Bras-de-fer entre Esso Tchad et ses employés : une perte de presque 2 milliards de francs CFA observée par jourBras-de-fer entre Esso Tchad et ses employés : une perte de presque 2 milliards de francs CFA observée par jour

User icon Par SABRE NA-IDEYAM

Le bras-de-fer opposant Esso Tchad à ses employés, relatif à la vente annoncée des actifs d’ExxonMobil au Tchad et au Cameroun, au profit de la société Savannah Energy, est loin de trouver une solution. Une grève illimitée a été déclenchée le 25 juin 2021, par des employés d’Esso Tchad, à N’Djaména et à Komé, induit approximativement une perte journalière de 2,5 millions de dollars américains, soit environ 1,5 milliards de francs CFA.  

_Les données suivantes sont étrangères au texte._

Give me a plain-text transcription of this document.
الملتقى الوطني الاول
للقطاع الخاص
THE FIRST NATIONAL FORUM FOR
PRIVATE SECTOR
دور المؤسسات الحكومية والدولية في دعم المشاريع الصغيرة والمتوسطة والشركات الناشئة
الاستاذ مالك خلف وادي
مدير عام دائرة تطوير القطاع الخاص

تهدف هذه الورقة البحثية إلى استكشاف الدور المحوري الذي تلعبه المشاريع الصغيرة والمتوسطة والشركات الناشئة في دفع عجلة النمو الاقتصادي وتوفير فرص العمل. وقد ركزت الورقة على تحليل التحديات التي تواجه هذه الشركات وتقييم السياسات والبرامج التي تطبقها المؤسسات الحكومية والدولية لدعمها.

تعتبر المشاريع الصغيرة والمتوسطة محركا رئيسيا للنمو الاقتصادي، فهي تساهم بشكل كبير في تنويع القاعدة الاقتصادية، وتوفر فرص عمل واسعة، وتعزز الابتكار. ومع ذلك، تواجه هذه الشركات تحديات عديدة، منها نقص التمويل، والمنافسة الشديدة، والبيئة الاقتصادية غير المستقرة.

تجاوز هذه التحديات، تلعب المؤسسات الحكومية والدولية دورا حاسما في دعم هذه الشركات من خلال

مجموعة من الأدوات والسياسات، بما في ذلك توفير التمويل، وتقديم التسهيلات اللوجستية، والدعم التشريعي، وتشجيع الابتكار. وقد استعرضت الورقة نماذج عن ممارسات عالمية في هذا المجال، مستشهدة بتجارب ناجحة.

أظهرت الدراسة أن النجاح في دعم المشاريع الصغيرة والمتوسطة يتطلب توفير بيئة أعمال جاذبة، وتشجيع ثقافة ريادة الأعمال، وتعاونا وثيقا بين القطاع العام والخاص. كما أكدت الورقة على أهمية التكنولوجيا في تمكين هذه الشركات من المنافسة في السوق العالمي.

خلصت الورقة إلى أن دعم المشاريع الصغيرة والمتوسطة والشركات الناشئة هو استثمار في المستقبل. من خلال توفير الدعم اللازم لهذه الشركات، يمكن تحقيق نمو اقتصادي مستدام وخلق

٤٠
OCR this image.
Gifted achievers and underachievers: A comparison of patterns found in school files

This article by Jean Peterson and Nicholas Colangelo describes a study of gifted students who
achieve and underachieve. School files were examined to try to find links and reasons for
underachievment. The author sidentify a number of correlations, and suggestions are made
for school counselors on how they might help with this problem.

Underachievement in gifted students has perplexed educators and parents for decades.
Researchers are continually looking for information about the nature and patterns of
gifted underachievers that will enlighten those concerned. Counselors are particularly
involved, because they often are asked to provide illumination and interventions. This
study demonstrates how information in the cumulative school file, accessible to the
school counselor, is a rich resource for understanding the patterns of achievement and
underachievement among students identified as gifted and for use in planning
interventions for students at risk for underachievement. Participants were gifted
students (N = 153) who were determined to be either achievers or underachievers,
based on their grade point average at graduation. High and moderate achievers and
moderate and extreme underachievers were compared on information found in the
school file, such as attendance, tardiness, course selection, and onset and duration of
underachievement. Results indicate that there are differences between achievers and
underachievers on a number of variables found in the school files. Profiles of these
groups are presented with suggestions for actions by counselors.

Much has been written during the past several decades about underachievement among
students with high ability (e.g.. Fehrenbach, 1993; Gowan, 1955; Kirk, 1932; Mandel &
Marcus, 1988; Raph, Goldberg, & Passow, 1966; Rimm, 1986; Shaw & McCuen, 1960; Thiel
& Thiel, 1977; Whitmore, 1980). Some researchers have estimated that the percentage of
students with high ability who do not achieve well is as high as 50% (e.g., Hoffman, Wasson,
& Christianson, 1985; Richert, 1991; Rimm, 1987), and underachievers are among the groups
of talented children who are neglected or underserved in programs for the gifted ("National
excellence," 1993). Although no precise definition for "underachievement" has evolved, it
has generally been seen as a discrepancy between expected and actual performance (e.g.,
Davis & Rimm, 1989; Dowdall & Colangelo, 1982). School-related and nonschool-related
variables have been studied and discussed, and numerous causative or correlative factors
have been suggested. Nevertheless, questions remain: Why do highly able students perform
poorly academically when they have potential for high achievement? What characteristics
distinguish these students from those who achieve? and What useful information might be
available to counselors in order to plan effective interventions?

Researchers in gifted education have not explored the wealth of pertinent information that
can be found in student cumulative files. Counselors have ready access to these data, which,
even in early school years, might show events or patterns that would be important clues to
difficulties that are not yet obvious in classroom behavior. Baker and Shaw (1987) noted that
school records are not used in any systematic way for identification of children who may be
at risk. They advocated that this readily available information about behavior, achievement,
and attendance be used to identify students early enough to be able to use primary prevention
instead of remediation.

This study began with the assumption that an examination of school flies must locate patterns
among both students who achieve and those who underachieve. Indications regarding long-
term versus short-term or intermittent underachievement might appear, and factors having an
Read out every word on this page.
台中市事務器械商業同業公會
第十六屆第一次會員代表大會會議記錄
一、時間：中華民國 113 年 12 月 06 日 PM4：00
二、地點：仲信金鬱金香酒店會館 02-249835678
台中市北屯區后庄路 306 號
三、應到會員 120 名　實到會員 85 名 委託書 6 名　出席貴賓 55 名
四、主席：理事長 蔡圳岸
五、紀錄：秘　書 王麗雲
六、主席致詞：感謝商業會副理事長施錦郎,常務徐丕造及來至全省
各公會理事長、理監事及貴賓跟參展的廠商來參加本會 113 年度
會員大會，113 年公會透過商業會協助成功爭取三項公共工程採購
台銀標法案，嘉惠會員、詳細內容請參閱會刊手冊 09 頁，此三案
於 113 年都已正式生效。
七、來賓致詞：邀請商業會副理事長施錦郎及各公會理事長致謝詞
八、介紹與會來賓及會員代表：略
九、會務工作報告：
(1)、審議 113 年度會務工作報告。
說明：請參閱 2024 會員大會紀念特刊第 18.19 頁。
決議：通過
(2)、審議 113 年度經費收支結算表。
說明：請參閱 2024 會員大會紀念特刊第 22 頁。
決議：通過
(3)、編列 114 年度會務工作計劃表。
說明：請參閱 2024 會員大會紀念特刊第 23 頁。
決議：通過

Ce sont des employés très déterminés que l’on a trouvé à la bourse du travail de N’Djaména ce 8 juillet 2021. Face à la presse, l’ordre du jour est : éclairer l’opinion nationale et internationale sur la situation qui prévaut actuellement au sein de la société Esso Tchad relative à la vente annoncée, le 2 juin dernier, des actifs d’ExxonMobil au Tchad et au Cameroun à la société britannique Savanah Energy. Point de discorde d’Esso Tchad et ses employés nationaux, les modalités de séparation avec Esso articulées autour de six (6) points clés, motivés par la décision de commercialisation des actifs d’Esso Tchad à Savanah Energy. Les employés nationaux, eux, revendiquent de leur employeur, Esso Tchad, le paiement intégral de leurs contributions épargne retraite (part employé et employeur plus intérêts générés). Pour le comité de négociation des employés nationaux d’Esso, ce paiement intégral de leurs contributions épargne retraite fait même intégralement l’objet d’une provision dans les livres de leur employeur, Esso Tchad. Le deuxième point de revendication, c’est le paiement d’une prime de séparation pour les bons et loyaux services rendus en termes de meilleurs résultats réalisés par les employés aussi bien financiers que dans le domaine de sécurité au travail tout au long de ses plus de 18 ans de production de l’or noir au Tchad. Aussi, les employés d’Esso Tchad revendique le paiement du solde tout compte, puis une assurance maladie internationale. Le cinquième porte le remboursement des soldes de crédits des employés et enfin, le sixième et dernier point de revendication qui porte sur la convention sanitaire pour les retraités d’EEPCI. Ce sont ces six (6) point à l’origine du bras-de-fer entre Esso Tchad et ses employés.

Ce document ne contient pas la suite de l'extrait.